The imperative for these countries is to secure borrowing rates deemed manageable—a threshold traditionally set below 10%, at a bare minimum. This imperative arises from the need to avert the kind of crises witnessed by Zambia and Sri Lanka in recent years. Against this backdrop, Kenya emerges as a potential litmus test, with a $2 billion bond maturing in June.
IMF Support and Debt Refinancing – Triumph or Default?
In the intricate dance of global finance, Egypt emerges as a central figure seeking additional support from the International Monetary Fund (IMF), a move intricately intertwined with the ambitious goal of refinancing approximately $25 billion in external debt this year. This financial maneuvering unfolds against a backdrop where nearly three-quarters of investors, as per a recent Citi poll, perceive Egypt as a substantial default risk in the looming years.

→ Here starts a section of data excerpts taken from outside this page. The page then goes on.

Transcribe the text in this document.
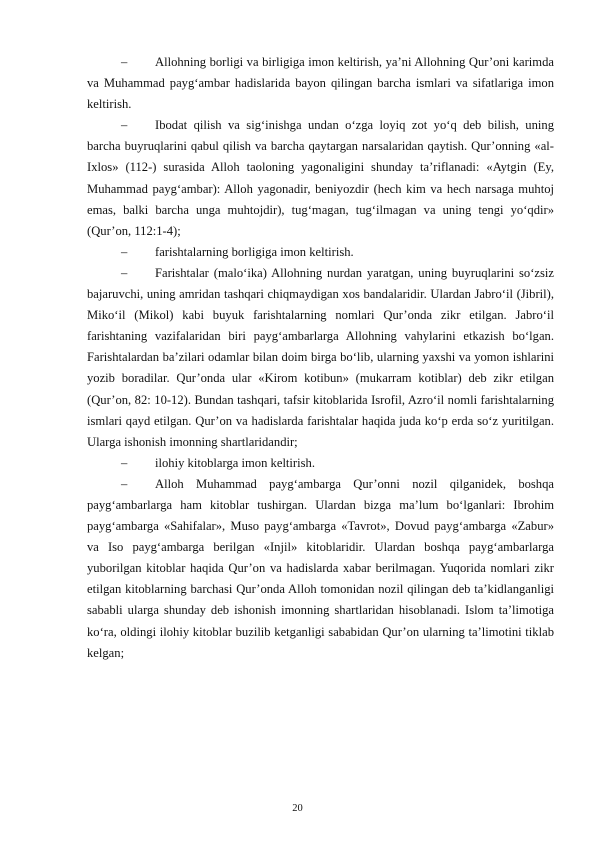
– Allohning borligi va birligiga imon keltirish, ya’ni Allohning Qur’oni karimda va Muhammad payg‘ambar hadislarida bayon qilingan barcha ismlari va sifatlariga imon keltirish.

– Ibodat qilish va sig‘inishga undan o‘zga loyiq zot yo‘q deb bilish, uning barcha buyruqlarini qabul qilish va barcha qaytargan narsalaridan qaytish. Qur’onning «al-Ixlos» (112-) surasida Alloh taoloning yagonaligini shunday ta’riflanadi: «Aytgin (Ey, Muhammad payg‘ambar): Alloh yagonadir, beniyozdir (hech kim va hech narsaga muhtoj emas, balki barcha unga muhtojdir), tug‘magan, tug‘ilmagan va uning tengi yo‘qdir» (Qur’on, 112:1-4);

– farishtalarning borligiga imon keltirish.

– Farishtalar (malo‘ika) Allohning nurdan yaratgan, uning buyruqlarini so‘zsiz bajaruvchi, uning amridan tashqari chiqmaydigan xos bandalaridir. Ulardan Jabro‘il (Jibril), Miko‘il (Mikol) kabi buyuk farishtalarning nomlari Qur’onda zikr etilgan. Jabro‘il farishtaning vazifalaridan biri payg‘ambarlarga Allohning vahylarini etkazish bo‘lgan. Farishtalardan ba’zilari odamlar bilan doim birga bo‘lib, ularning yaxshi va yomon ishlarini yozib boradilar. Qur’onda ular «Kirom kotibun» (mukarram kotiblar) deb zikr etilgan (Qur’on, 82: 10-12). Bundan tashqari, tafsir kitoblarida Isrofil, Azro‘il nomli farishtalarning ismlari qayd etilgan. Qur’on va hadislarda farishtalar haqida juda ko‘p erda so‘z yuritilgan. Ularga ishonish imonning shartlaridandir;

– ilohiy kitoblarga imon keltirish.

– Alloh Muhammad payg‘ambarga Qur’onni nozil qilganidek, boshqa payg‘ambarlarga ham kitoblar tushirgan. Ulardan bizga ma’lum bo‘lganlari: Ibrohim payg‘ambarga «Sahifalar», Muso payg‘ambarga «Tavrot», Dovud payg‘ambarga «Zabur» va Iso payg‘ambarga berilgan «Injil» kitoblaridir. Ulardan boshqa payg‘ambarlarga yuborilgan kitoblar haqida Qur’on va hadislarda xabar berilmagan. Yuqorida nomlari zikr etilgan kitoblarning barchasi Qur’onda Alloh tomonidan nozil qilingan deb ta’kidlanganligi sababli ularga shunday deb ishonish imonning shartlaridan hisoblanadi. Islom ta’limotiga ko‘ra, oldingi ilohiy kitoblar buzilib ketganligi sababidan Qur’on ularning ta’limotini tiklab kelgan;

20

Viktor Szabo, a discerning portfolio manager at Abdrn, cautions that the market might not be ripe for the riskier countries at this juncture. However, a flicker of optimism arises as the benchmark ten-year U.S. bond yield, a pivotal metric, slips below the 4% threshold once again. This notable development occurs despite unexpectedly robust inflation figures reported on Thursday, injecting a glimmer of hope into the complex financial landscape.
The real intrigue lies in Egypt’s delicate balancing act—a quest for additional IMF support intertwining with the formidable task of refinancing a colossal external debt. The stakes are high, with a prevailing sentiment among investors that Egypt hovers on the precipice of a significant default risk in the near future. Szabo’s cautious stance mirrors the prevailing skepticism in financial circles regarding the readiness of the market for ventures into riskier territories.
Yet, against the backdrop of economic uncertainty, a subtle shift is perceptible. The crucial U.S. bond yield, a harbinger of financial tides, exhibits a resilience that defies expectations. The breach of the 4% threshold serves as a symbolic beacon, suggesting a potential opening for nations navigating the treacherous waters of financial restructuring.